Liya Kebede est une figure singulière, à la croisée de la mode, du cinéma et de l’engagement.

Née à Addis-Abeba, elle se fait connaître comme mannequin international avant de devenir l’un des visages les plus emblématiques de sa génération, collaborant avec les plus grandes maisons de mode.

Au-delà des podiums, elle développe une carrière d’actrice et s’engage activement pour la santé maternelle à travers sa fondation, Lemlem, dédiée à l’autonomisation des artisanes africaines.

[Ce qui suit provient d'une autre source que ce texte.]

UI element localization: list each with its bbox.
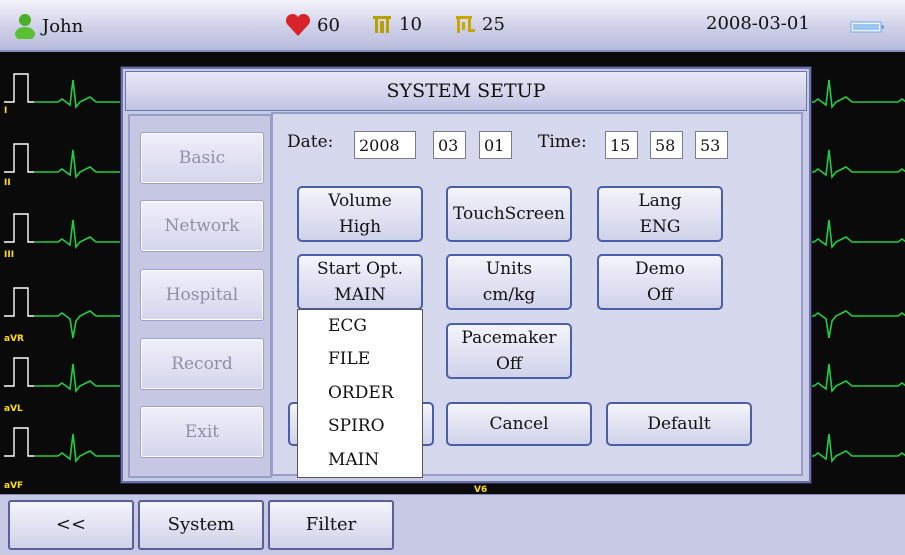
lead-label-i: I <box>4 106 8 116</box>
patient-info[interactable]: John <box>14 13 83 39</box>
filter-button[interactable]: Filter <box>268 500 394 550</box>
calibration-pulse <box>4 213 34 243</box>
heart-rate-value: 60 <box>317 14 340 36</box>
spo-icon <box>456 16 475 33</box>
lead-label-iii: III <box>4 250 15 260</box>
status-bar: John 60 10 25 2008-03-01 <box>0 0 905 52</box>
user-icon <box>15 14 35 39</box>
pacemaker-value: Off <box>495 354 522 374</box>
system-button[interactable]: System <box>138 500 264 550</box>
time-hour-field[interactable]: 15 <box>605 131 638 159</box>
cancel-button[interactable]: Cancel <box>446 402 592 446</box>
nav-network-button[interactable]: Network <box>140 200 264 252</box>
lead-label-avl: aVL <box>4 404 23 414</box>
calibration-pulse <box>4 143 34 173</box>
dropdown-option-main[interactable]: MAIN <box>298 444 422 477</box>
spo-readout: 25 <box>454 13 505 35</box>
start-option-label: Start Opt. <box>316 259 404 279</box>
volume-value: High <box>338 217 382 237</box>
nav-basic-button[interactable]: Basic <box>140 132 264 184</box>
calibration-pulse <box>4 357 34 387</box>
nav-hospital-button[interactable]: Hospital <box>140 269 264 321</box>
dropdown-option-spiro[interactable]: SPIRO <box>298 410 422 443</box>
volume-button[interactable]: Volume High <box>297 186 423 242</box>
heart-rate-readout: 60 <box>285 13 340 37</box>
units-button[interactable]: Units cm/kg <box>446 254 572 310</box>
demo-button[interactable]: Demo Off <box>597 254 723 310</box>
date-readout: 2008-03-01 <box>706 13 810 34</box>
battery-icon <box>850 21 884 33</box>
nav-exit-button[interactable]: Exit <box>140 406 264 458</box>
resp-value: 10 <box>399 13 422 35</box>
volume-label: Volume <box>328 191 392 211</box>
demo-label: Demo <box>634 259 686 279</box>
date-label: Date: <box>287 132 334 152</box>
calibration-pulse <box>4 287 34 317</box>
demo-value: Off <box>646 285 673 305</box>
dropdown-option-file[interactable]: FILE <box>298 343 422 376</box>
dialog-title: SYSTEM SETUP <box>125 71 807 111</box>
date-month-field[interactable]: 03 <box>433 131 466 159</box>
date-year-field[interactable]: 2008 <box>354 131 416 159</box>
units-value: cm/kg <box>482 285 536 305</box>
lang-label: Lang <box>638 191 682 211</box>
touchscreen-button[interactable]: TouchScreen <box>446 186 572 242</box>
bottom-toolbar: << System Filter <box>0 494 905 555</box>
dropdown-option-order[interactable]: ORDER <box>298 377 422 410</box>
start-option-value: MAIN <box>334 285 386 305</box>
back-button[interactable]: << <box>8 500 134 550</box>
setup-nav-panel: Basic Network Hospital Record Exit <box>128 114 272 478</box>
calibration-pulse <box>4 427 34 457</box>
calibration-pulse <box>4 73 34 103</box>
lang-button[interactable]: Lang ENG <box>597 186 723 242</box>
start-option-dropdown[interactable]: ECG FILE ORDER SPIRO MAIN <box>297 309 423 478</box>
time-second-field[interactable]: 53 <box>695 131 728 159</box>
time-label: Time: <box>538 132 587 152</box>
units-label: Units <box>485 259 533 279</box>
lead-label-avr: aVR <box>4 334 24 344</box>
nav-record-button[interactable]: Record <box>140 338 264 390</box>
time-minute-field[interactable]: 58 <box>650 131 683 159</box>
start-option-button[interactable]: Start Opt. MAIN <box>297 254 423 310</box>
pacemaker-button[interactable]: Pacemaker Off <box>446 323 572 379</box>
touchscreen-label: TouchScreen <box>452 204 566 224</box>
default-button[interactable]: Default <box>606 402 752 446</box>
dropdown-option-ecg[interactable]: ECG <box>298 310 422 343</box>
lang-value: ENG <box>639 217 681 237</box>
spo-value: 25 <box>482 13 505 35</box>
lead-label-ii: II <box>4 178 11 188</box>
date-day-field[interactable]: 01 <box>479 131 512 159</box>
heart-icon <box>285 13 311 36</box>
status-date: 2008-03-01 <box>706 13 810 34</box>
pacemaker-label: Pacemaker <box>461 328 557 348</box>
patient-name: John <box>42 15 84 37</box>
resp-readout: 10 <box>371 13 422 35</box>
lead-label-avf: aVF <box>4 481 24 491</box>
respiration-icon <box>373 16 391 33</box>
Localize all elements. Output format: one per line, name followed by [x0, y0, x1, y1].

  • Un café avec Liya Kebele, bar  Momus du Pop Up organisé au Bon Marche
  • Un café avec Liya Kebele au bon marché présentant son blend Book&cappuccino
  • Un café avec Liya Kebele au bon marché devant un verre de Cappuccino

    Quel est votre rapport au café ?

    Liya :  Le café est souvent considéré comme le meilleur compagnon des écrivains et des lecteurs. Pourtant, je n’aime pas vraiment le café… seulement le café au lait. Et je suis éthiopienne. C’est presque une hérésie. En Éthiopie, le café est partout, c’est une tradition très forte. Mais on y goûte très jeune. Je me souviens : on est assis avec les parents, ils nous en donnent un peu… et c’est extrêmement amer. Il n’y a pas de sucre.

    Un souvenir marquant ?

    Liya : Petite, j’ai trouvé ça presque violent. Le café demande une forme d’apprentissage. Ça s’apprivoise, ça se comprend avec le temps. Je suis plus cappucino. J’adore la mousse. C’est ce qui m’a amenée au café. Le cappuccino, c’est une entrée plus douce. Même si je sais que le lait n’est pas toujours idéal… j’y reviens toujours.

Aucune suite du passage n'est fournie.